Nicoll agrees. “I think that a more formalised offering around getting low-budget films over the line could supercharge the cultivation of the next generation of Scottish filmmakers.”

In the meantime, the creativity of limitation remains the backbone of the movement. “I believe that good films with a distinct voice can be made on low budgets,” Nicoll said, citing American indie influences like Kelly Reichardt and Sean Baker.

Hannigan, who oversees public investment in scripted content, welcomes the activity bubbling up outside the system.

“I have nothing but admiration for people who have the hustle and have the energy to go and just make stuff,” he said. “And we would never want to do anything other than celebrate people who do that.”

Still, the agency’s priority remains upstream. “Let’s focus on giving people the space to develop those projects really well,” he added. “We have a really brilliant script exec Lizzie Gray, working on the First Draft project for people developing new films… to really get those projects into as good a shape as possible.”

Between 2018 and 2024, Screen Scotland received an average of £8.3 million ($11.1 million) per year in Grant in Aid funding from the Scottish government.
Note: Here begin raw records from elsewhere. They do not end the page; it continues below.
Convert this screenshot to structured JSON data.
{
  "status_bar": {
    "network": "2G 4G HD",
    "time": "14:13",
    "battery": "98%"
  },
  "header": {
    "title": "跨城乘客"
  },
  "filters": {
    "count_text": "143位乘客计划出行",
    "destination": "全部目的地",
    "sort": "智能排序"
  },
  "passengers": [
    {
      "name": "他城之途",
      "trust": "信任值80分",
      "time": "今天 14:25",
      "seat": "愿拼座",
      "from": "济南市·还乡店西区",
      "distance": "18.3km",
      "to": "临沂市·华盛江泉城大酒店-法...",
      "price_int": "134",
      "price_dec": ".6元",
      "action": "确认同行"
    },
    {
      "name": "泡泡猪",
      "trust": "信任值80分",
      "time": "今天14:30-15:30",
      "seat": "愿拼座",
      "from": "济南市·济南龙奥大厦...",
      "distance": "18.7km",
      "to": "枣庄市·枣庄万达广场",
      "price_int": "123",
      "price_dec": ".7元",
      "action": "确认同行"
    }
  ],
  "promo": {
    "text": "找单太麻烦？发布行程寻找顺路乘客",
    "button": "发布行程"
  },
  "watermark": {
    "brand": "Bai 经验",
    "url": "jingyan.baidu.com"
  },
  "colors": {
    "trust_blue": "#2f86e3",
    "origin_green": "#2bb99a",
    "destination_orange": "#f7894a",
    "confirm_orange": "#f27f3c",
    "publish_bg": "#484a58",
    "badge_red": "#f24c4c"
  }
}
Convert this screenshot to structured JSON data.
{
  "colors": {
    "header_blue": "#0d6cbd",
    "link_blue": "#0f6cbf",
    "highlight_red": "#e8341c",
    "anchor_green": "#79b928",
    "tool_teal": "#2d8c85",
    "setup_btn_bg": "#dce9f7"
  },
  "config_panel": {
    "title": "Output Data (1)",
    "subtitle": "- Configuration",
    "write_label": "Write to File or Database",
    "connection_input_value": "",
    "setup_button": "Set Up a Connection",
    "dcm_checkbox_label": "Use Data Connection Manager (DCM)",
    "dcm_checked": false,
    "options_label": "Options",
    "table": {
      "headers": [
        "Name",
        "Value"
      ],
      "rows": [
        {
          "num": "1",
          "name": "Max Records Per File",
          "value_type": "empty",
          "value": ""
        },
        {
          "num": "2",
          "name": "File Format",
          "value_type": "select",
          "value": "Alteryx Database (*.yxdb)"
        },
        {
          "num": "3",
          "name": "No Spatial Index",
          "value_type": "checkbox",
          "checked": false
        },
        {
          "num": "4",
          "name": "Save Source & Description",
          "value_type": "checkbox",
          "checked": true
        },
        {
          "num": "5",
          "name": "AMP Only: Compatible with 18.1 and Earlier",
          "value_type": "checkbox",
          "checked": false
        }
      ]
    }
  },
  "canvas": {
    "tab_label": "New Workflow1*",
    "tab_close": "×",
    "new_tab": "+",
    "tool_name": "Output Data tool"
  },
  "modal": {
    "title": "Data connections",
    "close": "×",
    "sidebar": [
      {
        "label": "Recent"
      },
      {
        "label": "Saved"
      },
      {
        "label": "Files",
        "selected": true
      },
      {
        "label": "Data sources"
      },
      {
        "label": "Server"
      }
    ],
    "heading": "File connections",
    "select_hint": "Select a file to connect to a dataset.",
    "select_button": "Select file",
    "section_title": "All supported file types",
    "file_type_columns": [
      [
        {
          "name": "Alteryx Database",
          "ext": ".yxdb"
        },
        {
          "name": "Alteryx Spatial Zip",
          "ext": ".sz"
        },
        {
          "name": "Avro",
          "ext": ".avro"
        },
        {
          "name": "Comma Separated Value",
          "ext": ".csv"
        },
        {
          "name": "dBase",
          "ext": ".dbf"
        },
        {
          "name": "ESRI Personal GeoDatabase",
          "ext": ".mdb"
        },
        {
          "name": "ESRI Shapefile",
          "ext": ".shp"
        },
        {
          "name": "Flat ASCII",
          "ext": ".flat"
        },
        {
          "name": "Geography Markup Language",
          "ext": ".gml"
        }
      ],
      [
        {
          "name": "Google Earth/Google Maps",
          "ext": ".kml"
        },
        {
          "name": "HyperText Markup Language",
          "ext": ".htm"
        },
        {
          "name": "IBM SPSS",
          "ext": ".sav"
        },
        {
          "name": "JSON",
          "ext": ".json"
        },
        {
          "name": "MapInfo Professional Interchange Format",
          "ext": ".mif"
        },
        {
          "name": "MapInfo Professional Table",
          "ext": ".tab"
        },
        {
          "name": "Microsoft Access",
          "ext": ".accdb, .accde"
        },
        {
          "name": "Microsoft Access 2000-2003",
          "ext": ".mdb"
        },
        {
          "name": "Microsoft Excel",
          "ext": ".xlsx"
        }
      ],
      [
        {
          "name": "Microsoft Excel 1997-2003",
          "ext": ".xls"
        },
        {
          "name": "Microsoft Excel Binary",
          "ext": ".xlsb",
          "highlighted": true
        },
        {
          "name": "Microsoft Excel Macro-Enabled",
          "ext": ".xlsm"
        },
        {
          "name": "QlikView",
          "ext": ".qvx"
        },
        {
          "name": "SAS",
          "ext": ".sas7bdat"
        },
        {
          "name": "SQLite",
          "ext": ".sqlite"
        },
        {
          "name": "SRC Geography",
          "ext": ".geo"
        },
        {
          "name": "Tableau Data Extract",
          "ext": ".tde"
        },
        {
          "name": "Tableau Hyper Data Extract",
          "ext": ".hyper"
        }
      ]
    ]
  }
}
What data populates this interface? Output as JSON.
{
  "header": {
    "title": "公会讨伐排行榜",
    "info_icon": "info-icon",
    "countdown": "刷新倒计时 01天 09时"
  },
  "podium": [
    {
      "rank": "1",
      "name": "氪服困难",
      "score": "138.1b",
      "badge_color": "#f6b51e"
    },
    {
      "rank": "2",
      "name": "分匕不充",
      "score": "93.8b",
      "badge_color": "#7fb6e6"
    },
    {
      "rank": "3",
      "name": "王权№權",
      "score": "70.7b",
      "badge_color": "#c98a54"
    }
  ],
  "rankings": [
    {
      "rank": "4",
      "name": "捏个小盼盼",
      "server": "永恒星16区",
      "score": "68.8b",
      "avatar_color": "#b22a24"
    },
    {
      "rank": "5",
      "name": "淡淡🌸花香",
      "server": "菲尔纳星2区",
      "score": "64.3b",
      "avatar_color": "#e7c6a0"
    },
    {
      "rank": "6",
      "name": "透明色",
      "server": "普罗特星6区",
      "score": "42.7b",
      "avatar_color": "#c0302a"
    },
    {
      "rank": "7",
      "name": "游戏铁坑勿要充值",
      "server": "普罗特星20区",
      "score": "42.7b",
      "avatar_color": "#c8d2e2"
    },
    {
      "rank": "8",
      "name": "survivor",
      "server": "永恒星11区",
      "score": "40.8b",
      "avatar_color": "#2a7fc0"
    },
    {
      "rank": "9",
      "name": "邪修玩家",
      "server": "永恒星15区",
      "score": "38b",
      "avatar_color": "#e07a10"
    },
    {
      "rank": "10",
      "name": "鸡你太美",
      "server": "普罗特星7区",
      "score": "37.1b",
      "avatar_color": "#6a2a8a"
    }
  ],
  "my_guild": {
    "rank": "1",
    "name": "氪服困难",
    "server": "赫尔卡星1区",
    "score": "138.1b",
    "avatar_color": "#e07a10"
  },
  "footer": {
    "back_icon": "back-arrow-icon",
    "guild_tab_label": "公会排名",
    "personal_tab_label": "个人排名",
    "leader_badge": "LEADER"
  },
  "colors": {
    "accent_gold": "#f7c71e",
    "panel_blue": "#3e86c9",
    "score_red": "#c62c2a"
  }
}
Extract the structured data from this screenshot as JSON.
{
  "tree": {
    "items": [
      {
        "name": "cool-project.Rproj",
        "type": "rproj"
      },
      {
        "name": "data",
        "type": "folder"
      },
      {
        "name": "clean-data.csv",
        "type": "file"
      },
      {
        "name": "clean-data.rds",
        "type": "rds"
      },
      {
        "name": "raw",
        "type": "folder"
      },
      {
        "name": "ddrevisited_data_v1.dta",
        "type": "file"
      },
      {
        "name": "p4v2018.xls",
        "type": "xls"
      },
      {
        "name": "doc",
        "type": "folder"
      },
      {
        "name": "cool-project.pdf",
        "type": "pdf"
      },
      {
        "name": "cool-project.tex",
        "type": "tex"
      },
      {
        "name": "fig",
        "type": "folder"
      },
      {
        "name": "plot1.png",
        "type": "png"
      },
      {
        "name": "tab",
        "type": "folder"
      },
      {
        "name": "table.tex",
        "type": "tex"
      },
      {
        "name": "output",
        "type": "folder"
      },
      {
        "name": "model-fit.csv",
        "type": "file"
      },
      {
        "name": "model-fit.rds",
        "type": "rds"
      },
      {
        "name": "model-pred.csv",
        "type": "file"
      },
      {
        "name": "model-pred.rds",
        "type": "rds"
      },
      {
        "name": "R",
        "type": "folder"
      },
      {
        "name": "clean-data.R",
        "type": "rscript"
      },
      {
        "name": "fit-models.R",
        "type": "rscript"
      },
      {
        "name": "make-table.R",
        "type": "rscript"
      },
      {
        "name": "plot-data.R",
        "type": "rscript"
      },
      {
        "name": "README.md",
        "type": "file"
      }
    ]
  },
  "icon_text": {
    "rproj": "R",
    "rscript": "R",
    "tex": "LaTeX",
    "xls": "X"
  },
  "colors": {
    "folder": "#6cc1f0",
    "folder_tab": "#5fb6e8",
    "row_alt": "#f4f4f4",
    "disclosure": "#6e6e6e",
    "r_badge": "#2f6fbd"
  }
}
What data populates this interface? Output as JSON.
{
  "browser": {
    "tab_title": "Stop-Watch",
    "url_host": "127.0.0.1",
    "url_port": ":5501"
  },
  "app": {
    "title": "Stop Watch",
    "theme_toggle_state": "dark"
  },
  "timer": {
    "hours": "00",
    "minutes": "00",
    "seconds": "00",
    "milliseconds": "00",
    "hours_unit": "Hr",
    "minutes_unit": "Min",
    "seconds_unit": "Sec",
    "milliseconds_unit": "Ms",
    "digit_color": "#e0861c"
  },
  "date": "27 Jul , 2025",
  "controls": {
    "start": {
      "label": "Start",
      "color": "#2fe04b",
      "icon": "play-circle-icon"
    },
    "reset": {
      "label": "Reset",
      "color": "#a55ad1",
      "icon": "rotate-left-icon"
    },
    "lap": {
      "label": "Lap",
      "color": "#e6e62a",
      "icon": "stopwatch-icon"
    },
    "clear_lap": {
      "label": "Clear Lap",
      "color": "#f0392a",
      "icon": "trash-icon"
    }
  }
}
With a remit that spans talent development, industry growth and the co-production of breakout titles, the agency has helped shepherd projects such as director Laura Carreira San Sebastian winner “On Falling,” BAFTA winner “Aftersun” from Charlotte Wells, and this year’s “The Outrun,” directed by Nora Fingscheidt and co-written with and based on the memoir by Amy Liptrot.

For filmmakers who have already completed their feature, the agency’s Distribution Fund can offer a next step. Open on a rolling basis, the fund supports both U.K. distributors and Scottish production companies seeking to self-distribute. Applicants must demonstrate a plan, market interest, and evidence that traditional distribution avenues have been exhausted. Awards typically range from £5,000 ($6,700) to £15,000 ($20,100), enough to help finished films reach Scottish audiences, even if they arrived by unconventional means.

Community as Currency

Given the limits of formal support, many DIY filmmakers are investing in something harder to quantify: mutuality. The movement feels, in structure if not content, more like a punk band scene than a film industry.

“A lot of filmmaking can feel quite solitary, so it’s great to feel part of something bigger than yourself,” said Nicoll. “I wrote a bit for Martin’s film, read drafts and watched cuts for Ciaran’s film. And they’ve all helped me with my film in return.”

If these projects can follow “Tummy Monster”’s lead, reaching festivals, growing attention and proving a real scene is snowballing then increased external support and interest from the wider industry could follow.

Looking Forward

For Hannigan, the future lies in deepening the pipeline.

“There are so many brilliant writers and directors that we work with,” he said. “And I’m just excited to see how they grow and what they do. Truly, you know, I’m excited to see, who we don’t know about yet, who’s coming through.”

For Lyons, the risk lies not in supporting unproven talent, but in overlooking a rare moment of possibility.

“Scotland has the potential to become a place with a very exciting, grassroots, dynamic filmmaking culture,” he said. “But the handful of people making films like this, if they’re in the same position as me, are not going to be able to do it that way again for years, if ever.”

There is excitement in Scotland, and the conditions for something new to take root. Whether that momentum is sustained formally or otherwise may depend less on permission than on timing.